O dönem yapılamayanlar kulübü bugünlere getirdi. O dönem yapılamayanlar şu an da yapılmıyor ve bu yüzden geleceği hala ve hala karanlık. Efsane başkan Hacı Döner dışında kulübü ileriye götürecek işler yapan çıkmadı. Aytaç Durak’a belediye başkanlığı döneminde, istememesine rağmen, baskı yapılarak başkanlık yaptırıldı. Şimdiki başkan Mustafa Tuncel de spor adına hiçbir yararlı iş yapmıyor. Daha önceki başkanlar da hep küçük hesaplar peşinde koştular veya içlerinden bazıları fazla sevmekten kulübe zarar verdiler. Stat konusu, tesisler ve gelir-gider dengesi konusunda kalıcı çalışmalar yok.

Adana’nın tarım ve sanayide düşüşe geçmesi de gereken desteğin azalmasına neden oldu. Adana Demirspor iyice sahipsiz kaldı. Şehrin iki takımı olması darbeyi iki katına çıkardı.

Kulüp gelirleri kişilerin veya kurumların durumuna göre değişiyor. Öz kaynakların kullanımı sıfıra yakın. Öz kaynakların olmaması ve gelir-gider dengesizliği kulübün geleceğini etkilemekte. Ezeli rakibi Adanaspor’un şirket takımı olmasının verdiği avantajlarla destek bulması daha kolay oluyor.Zaten Amatör kümeye gidecekken bir anda Bank Asya’da süper lig kovalayan bir takım haline gelmesi bunu çok iyi gösteriyor. 

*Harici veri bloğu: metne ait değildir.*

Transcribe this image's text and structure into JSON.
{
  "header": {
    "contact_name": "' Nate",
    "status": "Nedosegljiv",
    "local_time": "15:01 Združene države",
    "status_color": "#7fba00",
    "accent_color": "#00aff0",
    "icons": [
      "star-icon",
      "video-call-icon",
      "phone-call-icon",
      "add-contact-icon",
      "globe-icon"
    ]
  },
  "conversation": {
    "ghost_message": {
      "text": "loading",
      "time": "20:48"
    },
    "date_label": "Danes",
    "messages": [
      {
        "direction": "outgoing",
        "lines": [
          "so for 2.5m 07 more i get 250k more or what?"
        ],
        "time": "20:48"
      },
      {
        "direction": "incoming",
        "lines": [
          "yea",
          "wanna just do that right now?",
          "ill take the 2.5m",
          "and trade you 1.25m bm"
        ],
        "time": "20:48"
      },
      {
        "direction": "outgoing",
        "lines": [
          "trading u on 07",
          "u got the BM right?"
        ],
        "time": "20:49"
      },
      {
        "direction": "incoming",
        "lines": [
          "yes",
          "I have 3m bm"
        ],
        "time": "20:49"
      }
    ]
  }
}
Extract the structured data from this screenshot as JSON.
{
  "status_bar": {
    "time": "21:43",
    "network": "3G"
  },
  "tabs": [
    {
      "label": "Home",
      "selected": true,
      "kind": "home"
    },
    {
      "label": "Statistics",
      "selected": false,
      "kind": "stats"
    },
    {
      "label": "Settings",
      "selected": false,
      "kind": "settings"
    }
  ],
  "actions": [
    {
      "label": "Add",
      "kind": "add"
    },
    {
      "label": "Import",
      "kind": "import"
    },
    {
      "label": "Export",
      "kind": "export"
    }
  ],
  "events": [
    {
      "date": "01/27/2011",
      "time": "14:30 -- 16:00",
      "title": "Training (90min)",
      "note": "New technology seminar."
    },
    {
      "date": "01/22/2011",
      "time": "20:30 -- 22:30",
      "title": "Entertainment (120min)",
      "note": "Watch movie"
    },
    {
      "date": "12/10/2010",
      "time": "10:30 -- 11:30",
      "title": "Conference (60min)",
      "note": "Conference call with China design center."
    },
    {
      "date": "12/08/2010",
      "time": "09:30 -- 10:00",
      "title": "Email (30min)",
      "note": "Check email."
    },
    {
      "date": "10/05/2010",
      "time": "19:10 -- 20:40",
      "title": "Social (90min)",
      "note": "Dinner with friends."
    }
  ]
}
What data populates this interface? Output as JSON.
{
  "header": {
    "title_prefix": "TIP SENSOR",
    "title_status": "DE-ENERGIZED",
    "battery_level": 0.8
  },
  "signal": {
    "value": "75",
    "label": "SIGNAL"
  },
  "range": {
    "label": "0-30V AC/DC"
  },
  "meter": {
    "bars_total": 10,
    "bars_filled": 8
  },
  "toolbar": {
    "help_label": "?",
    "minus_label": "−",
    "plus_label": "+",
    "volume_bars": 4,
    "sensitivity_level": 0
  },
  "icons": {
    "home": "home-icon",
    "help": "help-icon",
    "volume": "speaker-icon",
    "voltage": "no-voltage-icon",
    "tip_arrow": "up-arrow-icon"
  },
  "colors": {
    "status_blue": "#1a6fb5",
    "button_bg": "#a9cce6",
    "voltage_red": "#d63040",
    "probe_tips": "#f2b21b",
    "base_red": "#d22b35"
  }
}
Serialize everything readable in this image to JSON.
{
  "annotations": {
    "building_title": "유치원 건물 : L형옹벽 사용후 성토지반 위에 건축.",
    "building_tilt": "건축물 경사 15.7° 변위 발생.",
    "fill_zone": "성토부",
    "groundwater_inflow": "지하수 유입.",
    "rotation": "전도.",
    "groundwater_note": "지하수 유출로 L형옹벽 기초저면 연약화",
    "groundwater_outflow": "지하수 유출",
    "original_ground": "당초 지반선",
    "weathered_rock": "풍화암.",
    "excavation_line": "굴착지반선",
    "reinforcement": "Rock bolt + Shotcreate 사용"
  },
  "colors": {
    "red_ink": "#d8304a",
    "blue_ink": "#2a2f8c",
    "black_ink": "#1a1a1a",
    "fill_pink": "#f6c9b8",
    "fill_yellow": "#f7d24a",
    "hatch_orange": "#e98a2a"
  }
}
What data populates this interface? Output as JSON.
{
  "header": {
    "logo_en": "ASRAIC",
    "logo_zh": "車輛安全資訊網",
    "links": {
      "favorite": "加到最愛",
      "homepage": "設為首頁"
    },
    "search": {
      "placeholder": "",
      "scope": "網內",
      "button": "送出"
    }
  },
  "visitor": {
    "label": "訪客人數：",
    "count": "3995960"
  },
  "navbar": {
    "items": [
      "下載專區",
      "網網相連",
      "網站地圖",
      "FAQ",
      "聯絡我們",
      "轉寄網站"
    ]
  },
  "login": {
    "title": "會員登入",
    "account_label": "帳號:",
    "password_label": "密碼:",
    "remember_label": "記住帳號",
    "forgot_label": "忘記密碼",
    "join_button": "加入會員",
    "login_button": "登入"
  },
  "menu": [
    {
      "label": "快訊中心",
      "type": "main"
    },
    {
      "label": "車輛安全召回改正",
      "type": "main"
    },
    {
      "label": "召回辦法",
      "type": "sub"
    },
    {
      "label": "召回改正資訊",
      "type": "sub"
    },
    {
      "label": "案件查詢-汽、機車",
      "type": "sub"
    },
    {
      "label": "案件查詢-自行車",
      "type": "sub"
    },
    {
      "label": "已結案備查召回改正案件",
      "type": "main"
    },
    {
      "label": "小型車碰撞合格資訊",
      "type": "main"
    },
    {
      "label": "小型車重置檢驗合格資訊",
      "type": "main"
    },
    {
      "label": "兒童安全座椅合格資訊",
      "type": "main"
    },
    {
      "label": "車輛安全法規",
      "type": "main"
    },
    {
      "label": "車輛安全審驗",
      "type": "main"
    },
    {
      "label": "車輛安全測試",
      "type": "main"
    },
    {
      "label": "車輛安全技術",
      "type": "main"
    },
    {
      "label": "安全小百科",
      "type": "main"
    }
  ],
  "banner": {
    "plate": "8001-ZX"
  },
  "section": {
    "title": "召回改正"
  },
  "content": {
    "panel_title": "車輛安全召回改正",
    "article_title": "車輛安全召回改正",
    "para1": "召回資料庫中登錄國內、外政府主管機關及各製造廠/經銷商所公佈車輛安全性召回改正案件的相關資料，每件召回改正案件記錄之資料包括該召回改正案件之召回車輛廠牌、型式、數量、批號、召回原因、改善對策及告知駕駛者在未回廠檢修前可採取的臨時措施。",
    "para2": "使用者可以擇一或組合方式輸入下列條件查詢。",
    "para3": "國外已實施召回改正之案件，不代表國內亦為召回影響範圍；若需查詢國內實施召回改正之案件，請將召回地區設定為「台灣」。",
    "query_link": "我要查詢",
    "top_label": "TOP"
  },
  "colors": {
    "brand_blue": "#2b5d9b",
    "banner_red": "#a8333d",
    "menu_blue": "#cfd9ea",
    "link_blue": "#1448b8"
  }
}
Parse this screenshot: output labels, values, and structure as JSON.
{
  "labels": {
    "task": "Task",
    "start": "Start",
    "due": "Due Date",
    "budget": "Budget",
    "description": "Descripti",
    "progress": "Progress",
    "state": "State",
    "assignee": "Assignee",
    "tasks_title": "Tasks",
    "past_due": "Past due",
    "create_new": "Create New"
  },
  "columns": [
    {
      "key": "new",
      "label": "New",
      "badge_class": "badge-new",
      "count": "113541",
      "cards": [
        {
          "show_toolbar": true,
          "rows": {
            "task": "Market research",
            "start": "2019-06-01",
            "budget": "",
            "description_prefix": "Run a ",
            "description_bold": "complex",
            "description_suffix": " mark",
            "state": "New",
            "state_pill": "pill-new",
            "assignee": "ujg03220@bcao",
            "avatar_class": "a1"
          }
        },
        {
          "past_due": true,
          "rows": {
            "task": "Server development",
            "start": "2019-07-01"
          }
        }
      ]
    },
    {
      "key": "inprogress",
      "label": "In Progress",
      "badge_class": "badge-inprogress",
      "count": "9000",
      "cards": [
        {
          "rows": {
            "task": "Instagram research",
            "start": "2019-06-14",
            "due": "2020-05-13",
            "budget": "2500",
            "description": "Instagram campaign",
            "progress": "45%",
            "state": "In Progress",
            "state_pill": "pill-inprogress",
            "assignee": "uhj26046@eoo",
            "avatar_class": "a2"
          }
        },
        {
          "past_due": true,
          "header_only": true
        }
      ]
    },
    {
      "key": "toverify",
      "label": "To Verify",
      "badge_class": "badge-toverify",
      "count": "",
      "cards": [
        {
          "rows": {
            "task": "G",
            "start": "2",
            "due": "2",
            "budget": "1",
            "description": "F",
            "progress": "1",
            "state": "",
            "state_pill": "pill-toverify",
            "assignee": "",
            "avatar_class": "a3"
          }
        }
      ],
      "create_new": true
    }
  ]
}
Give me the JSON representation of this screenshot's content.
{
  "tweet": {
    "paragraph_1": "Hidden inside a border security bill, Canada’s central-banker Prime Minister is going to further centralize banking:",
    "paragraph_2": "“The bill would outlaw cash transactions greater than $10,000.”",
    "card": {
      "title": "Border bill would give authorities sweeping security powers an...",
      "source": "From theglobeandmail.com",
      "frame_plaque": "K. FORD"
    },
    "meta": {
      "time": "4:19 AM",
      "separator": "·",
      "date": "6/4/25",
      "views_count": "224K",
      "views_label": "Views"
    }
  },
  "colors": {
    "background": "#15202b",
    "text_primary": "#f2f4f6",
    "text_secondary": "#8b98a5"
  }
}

Adanaspor’un, Adana Demirspor’a hem felsefe olarak hem de yapı olarak çok ters olmasına rağmen, Adana Demirspor kulübü taraftarlarının en sevmediği kulüp olarak Mersin İdman Yurdu’nu söyleyebiliriz. Adanaspor’dan çok, Mersin İdman Yurdu konusunda biraz daha hassas davranıyorlar. Maçlarda büyük olaylar çıkabiliyor. Bunu da futbolun bir cilvesi olarak görüyorum Adanalı bir sporsever olarak.

İki milyonluk bir şehirden iyi futbolcular çıkartılamaması enteresan gelmiştir bana ! Özellikle kapitalist düzene karşı çıkan bir camianın bunu yapamaması enteresan ! Kendi öz kaynaklarını değerlendirememek, gerçek Adana Demirsporlu’ya acı vermektedir.

Bu tarz şehir takımlarının, kişilerin egemenliğinden çıkıp bir sistem takımı olmasının en önemli yapıtaşı altyapıdır. Altyapı takımları özellikle bu sene Türkiye şartlarında çok başarılı bir yıl geçiriyor. Her kademede şampiyonluklar geliyor, ancak buradan çıkan futbolcuların A takıma adapte edilmesinde sıkıntılar yaşanıyor ve altyapıda gördükleri desteği burada görmüyorlar. Her şeye rağmen Adana’nın bir akademiye ihtiyacı var. Profesyonellerce desteklenen bir akademi ile geleceğinizi kurtarabilirsiniz. Avrupa’da bir sürü örnek var. Hatta yanı başında Gaziantep gibi bir örnek varken yararlanmamak büyük kayıp. 

Adana Demirspor altyapısında az da olsa bulunmuş biri olarak, yapılan çalışmaların yetersiz olduğu bir gerçek. Yeterli seviyeye çıkması gerçek profesyonellerle olur.